I think it's pretty shameful to resort to that kind of political point-scoring, especially when you're supposed to be paying tribute to your beloved ex-Prime Minister. The ever-irritating Louise Mensch sent out this tweet earlier, which is perhaps the best example I saw of somebody trying to use what they consider to be a tragedy in order to vilify their political opponents:

(What a shame that Louise Mensch wasn't able to hang on as an MP for more than two and a half years, eh? What a great, intelligent, powerful leader she could have turned out to be...)

Anyway. You can also be sure that, amongst all the flowing tributes to Thatcher that can surely be found in the next edition of the Daily Mail, there will be an article which will refer to some of these 'disrespectful' opinions - perhaps from someone like George Galloway, or the SWP, for example - and cleverly use it to vilify the entire left-wing of politics. This is entirely predictable, and I will be stunned if such articles do not arise in the mid-market press over the next day or two. As far as such newspapers are concerned, it's a case of "killing two birds with one stone"; a chance to glorify Thatcher and Thatcherism, and demonise those who oppose her at the same time.
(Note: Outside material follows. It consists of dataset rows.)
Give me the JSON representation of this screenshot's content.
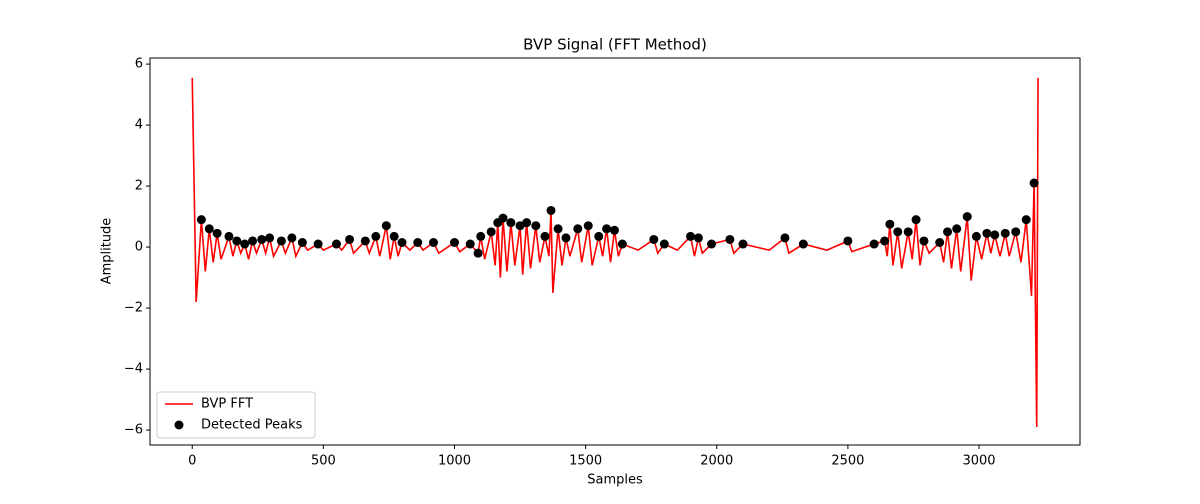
{
  "chart_data": {
    "type": "line",
    "title": "BVP Signal (FFT Method)",
    "x_label": "Samples",
    "y_label": "Amplitude",
    "xlim": [
      -161,
      3385
    ],
    "ylim": [
      -6.49,
      6.2
    ],
    "xticks": [
      0,
      500,
      1000,
      1500,
      2000,
      2500,
      3000
    ],
    "yticks": [
      {
        "value": -6,
        "label": "−6"
      },
      {
        "value": -4,
        "label": "−4"
      },
      {
        "value": -2,
        "label": "−2"
      },
      0,
      2,
      4,
      6
    ],
    "legend": "lower left",
    "series": [
      {
        "name": "BVP FFT",
        "type": "line",
        "color": "#ff0000",
        "x": [
          0,
          15,
          35,
          50,
          65,
          80,
          95,
          110,
          140,
          155,
          170,
          185,
          200,
          215,
          230,
          245,
          265,
          280,
          295,
          310,
          340,
          355,
          380,
          395,
          420,
          440,
          480,
          500,
          550,
          570,
          600,
          615,
          660,
          675,
          700,
          715,
          740,
          755,
          770,
          785,
          800,
          830,
          860,
          880,
          920,
          940,
          1000,
          1020,
          1060,
          1090,
          1100,
          1115,
          1140,
          1155,
          1165,
          1175,
          1185,
          1200,
          1215,
          1230,
          1250,
          1260,
          1275,
          1290,
          1310,
          1325,
          1345,
          1360,
          1368,
          1375,
          1395,
          1410,
          1425,
          1440,
          1470,
          1485,
          1510,
          1525,
          1550,
          1565,
          1580,
          1595,
          1610,
          1625,
          1640,
          1700,
          1760,
          1775,
          1800,
          1850,
          1900,
          1915,
          1930,
          1945,
          1980,
          2050,
          2065,
          2100,
          2200,
          2260,
          2275,
          2330,
          2420,
          2500,
          2515,
          2600,
          2640,
          2650,
          2660,
          2672,
          2690,
          2705,
          2730,
          2745,
          2760,
          2775,
          2790,
          2810,
          2850,
          2865,
          2880,
          2895,
          2915,
          2930,
          2955,
          2970,
          2990,
          3010,
          3030,
          3045,
          3060,
          3080,
          3100,
          3115,
          3140,
          3160,
          3180,
          3200,
          3210,
          3220,
          3225
        ],
        "values": [
          5.55,
          -1.8,
          0.9,
          -0.8,
          0.6,
          -0.5,
          0.45,
          -0.4,
          0.35,
          -0.3,
          0.2,
          -0.2,
          0.1,
          -0.4,
          0.2,
          -0.2,
          0.25,
          -0.2,
          0.3,
          -0.3,
          0.2,
          -0.2,
          0.3,
          -0.3,
          0.15,
          -0.1,
          0.1,
          -0.1,
          0.1,
          -0.1,
          0.25,
          -0.2,
          0.2,
          -0.2,
          0.35,
          -0.3,
          0.7,
          -0.4,
          0.35,
          -0.3,
          0.15,
          -0.1,
          0.15,
          -0.1,
          0.15,
          -0.2,
          0.15,
          -0.15,
          0.1,
          -0.2,
          0.35,
          -0.4,
          0.5,
          -0.6,
          0.8,
          -1.0,
          0.95,
          -0.8,
          0.8,
          -0.6,
          0.7,
          -0.9,
          0.8,
          -0.7,
          0.7,
          -0.5,
          0.35,
          -0.3,
          1.2,
          -1.5,
          0.6,
          -0.6,
          0.3,
          -0.3,
          0.6,
          -0.5,
          0.7,
          -0.6,
          0.35,
          -0.3,
          0.6,
          -0.5,
          0.55,
          -0.3,
          0.1,
          -0.1,
          0.25,
          -0.2,
          0.1,
          -0.1,
          0.35,
          -0.3,
          0.3,
          -0.2,
          0.1,
          0.25,
          -0.2,
          0.1,
          -0.1,
          0.3,
          -0.2,
          0.1,
          -0.1,
          0.2,
          -0.15,
          0.1,
          0.2,
          -0.3,
          0.75,
          -0.6,
          0.5,
          -0.7,
          0.5,
          -0.4,
          0.9,
          -0.6,
          0.2,
          -0.2,
          0.15,
          -0.5,
          0.5,
          -0.7,
          0.6,
          -0.8,
          1.0,
          -1.1,
          0.35,
          -0.4,
          0.45,
          -0.2,
          0.4,
          -0.3,
          0.45,
          -0.3,
          0.5,
          -0.5,
          0.9,
          -1.6,
          2.1,
          -5.9,
          5.55
        ]
      },
      {
        "name": "Detected Peaks",
        "type": "scatter",
        "color": "#000000",
        "x": [
          35,
          65,
          95,
          140,
          170,
          200,
          230,
          265,
          295,
          340,
          380,
          420,
          480,
          550,
          600,
          660,
          700,
          740,
          770,
          800,
          860,
          920,
          1000,
          1060,
          1090,
          1100,
          1140,
          1165,
          1185,
          1215,
          1250,
          1275,
          1310,
          1345,
          1368,
          1395,
          1425,
          1470,
          1510,
          1550,
          1580,
          1610,
          1640,
          1760,
          1800,
          1900,
          1930,
          1980,
          2050,
          2100,
          2260,
          2330,
          2500,
          2600,
          2640,
          2660,
          2690,
          2730,
          2760,
          2790,
          2850,
          2880,
          2915,
          2955,
          2990,
          3030,
          3060,
          3100,
          3140,
          3180,
          3210
        ],
        "values": [
          0.9,
          0.6,
          0.45,
          0.35,
          0.2,
          0.1,
          0.2,
          0.25,
          0.3,
          0.2,
          0.3,
          0.15,
          0.1,
          0.1,
          0.25,
          0.2,
          0.35,
          0.7,
          0.35,
          0.15,
          0.15,
          0.15,
          0.15,
          0.1,
          -0.2,
          0.35,
          0.5,
          0.8,
          0.95,
          0.8,
          0.7,
          0.8,
          0.7,
          0.35,
          1.2,
          0.6,
          0.3,
          0.6,
          0.7,
          0.35,
          0.6,
          0.55,
          0.1,
          0.25,
          0.1,
          0.35,
          0.3,
          0.1,
          0.25,
          0.1,
          0.3,
          0.1,
          0.2,
          0.1,
          0.2,
          0.75,
          0.5,
          0.5,
          0.9,
          0.2,
          0.15,
          0.5,
          0.6,
          1.0,
          0.35,
          0.45,
          0.4,
          0.45,
          0.5,
          0.9,
          2.1
        ]
      }
    ]
  }
}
I think that these things may result in moderates, neutrals and politically-apathetic people thinking of "the left" as an obnoxious and dangerous ideology. "What kind of monsters would celebrate an old lady's death?", they might be led to wonder. Ultimately, one can only hope that such people will not fall in to the trap, set by the loud-mouthers at the SWP (who may, quite frankly, be shooting the 'Left' in the foot), in conjunction with opportunistic right-wing commentators who will pounce upon any hint of a celebration, and use it to demonise the left as a whole.

Whilst I do not outrightly condemn anybody who chooses to celebrate tonight (for whatever personal reason they may have for doing so), perhaps it would be wise for them to think carefully about how they come across to the rest of the electorate. If people are led to believe that all "lefties" go around celebrating when a frail old lady dies, then such people may come to the conclusion that the left-wing of political thought is definitely one to avoid.

On a personal note, I have spoken to more than one 'non-political' person today who have said that they think that left-wingers celebrating Thatcher's death is "disgraceful". If this idea becomes ingrained in their minds (despite the fact that many moderate leftists will also think it's wrong to openly celebrate Thatcher's death), then it could the final straw that makes such people disregard the left/socialism/Labour (etc) for good. After all, it's not every day that you see people celebrating an old woman's death.